- Theatrical poster
- French: Pour toujours, les Canadiens!
- Directed by: Sylvain Archambault
- Written by: Jacques Savoie
- Produced by: Cité-Amérique Luc Martineau Lorraine Richard
- Starring: Dhanaé Audet-Beaulieu Antoine L'Écuyer Céline Bonnier Christian Bégin Jean Lapointe Denis Bernard
- Cinematography: Jérôme Sabourin
- Edited by: Yvann Thibaudeau
- Distributed by: TVA Films
- Release date: 4 December 2009;
- Country: Canada
- Language: French

= The Canadiens, Forever =

The Canadiens, Forever (Pour toujours, les Canadiens!) is a 2009 Quebec long-feature film, about the Montreal Canadiens centennial celebrations written by Jacques Savoie and directed by Sylvain Archambault.

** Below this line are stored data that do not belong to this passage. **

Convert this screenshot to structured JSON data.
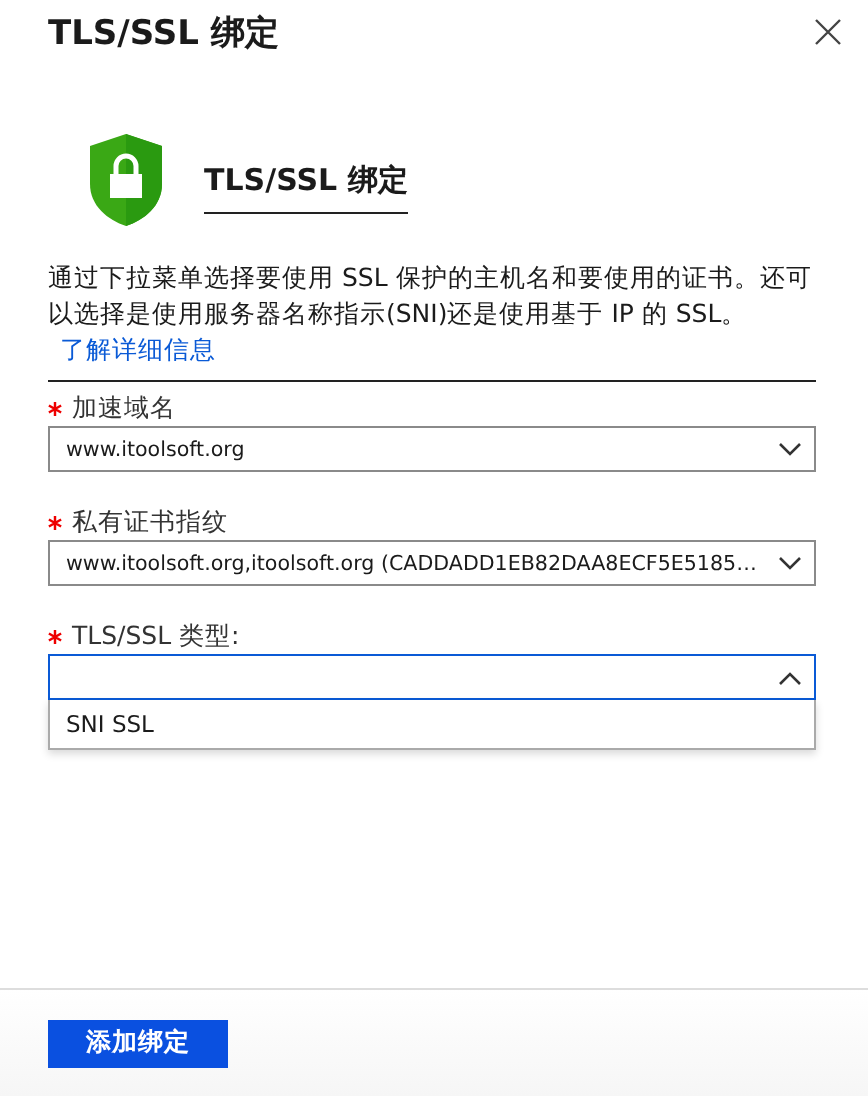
{
  "window": {
    "title": "TLS/SSL 绑定"
  },
  "heading": "TLS/SSL 绑定",
  "description": {
    "text": "通过下拉菜单选择要使用 SSL 保护的主机名和要使用的证书。还可以选择是使用服务器名称指示(SNI)还是使用基于 IP 的 SSL。",
    "link": "了解详细信息"
  },
  "fields": [
    {
      "label": "加速域名",
      "required": true,
      "value": "www.itoolsoft.org",
      "expanded": false
    },
    {
      "label": "私有证书指纹",
      "required": true,
      "value": "www.itoolsoft.org,itoolsoft.org (CADDADD1EB82DAA8ECF5E5185…",
      "expanded": false
    },
    {
      "label": "TLS/SSL 类型:",
      "required": true,
      "expanded": true,
      "options": [
        {
          "label": "SNI SSL",
          "selected": false
        }
      ]
    }
  ],
  "buttons": [
    {
      "label": "添加绑定"
    }
  ]
}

The film was launched in theaters on 4 December 2009, the anniversary day of establishment of the Montreal Canadiens enterprise.

== Synopsis ==
At 17, William Lanctôt-Couture (played by Dhanaé Audet-Beaulieu), an ice hockey star player passes through rough times and a depression prior to Christmas. He is unmotivated and lacks purpose and his coach criticizes him for his lack of team spirit. Meanwhile, the troubled player's father Benoît (Christian Bégin) is preoccupied with completing a documentary film about the Montreal Canadiens to the detriment of his family obligations and to the detriment of his player son. His mother Michelle (Céline Bonnier), a nurse, is deeply affected by one of her young patients, Daniel Delage (Antoine L'Écuyer) who at just 10 is awaiting a kidney transplant. William befriends Daniel, a huge ice hockey and Canadiens fan and most of the team is showing up at the hospital to meet Daniel..

== Cast ==
- Dhanaé Audet-Beaulieu : William Lanctôt-Couture
- Antoine L'Écuyer : Daniel Delage
- Céline Bonnier : Michelle Lanctôt-Couture (William's mother)
- Christian Bégin : Benoît Lanctôt-Couture (William's father)
- Jean Lapointe : Ice resurfacer at the Bell Centre
- Denis Bernard : Doctor
- Claude Legault
- Stéphane Jacques
- Réal Bossé
- Émilien Néron
- Doug Jarvis : Himself
- Jean Béliveau : Himself
- Roland Melanson : Himself
- Kirk Muller : Himself
- Guy Carbonneau : Himself
- Montreal Canadiens players of 2008-2009 season: Themselves

== Launching ==
The film was shown as a pre-premiere on 16 November 2009, at Bell Centre, home of the Canadiens. The film was launched on 4 December 2009 on the centenary of the franchise in 100 theatres throughout Quebec.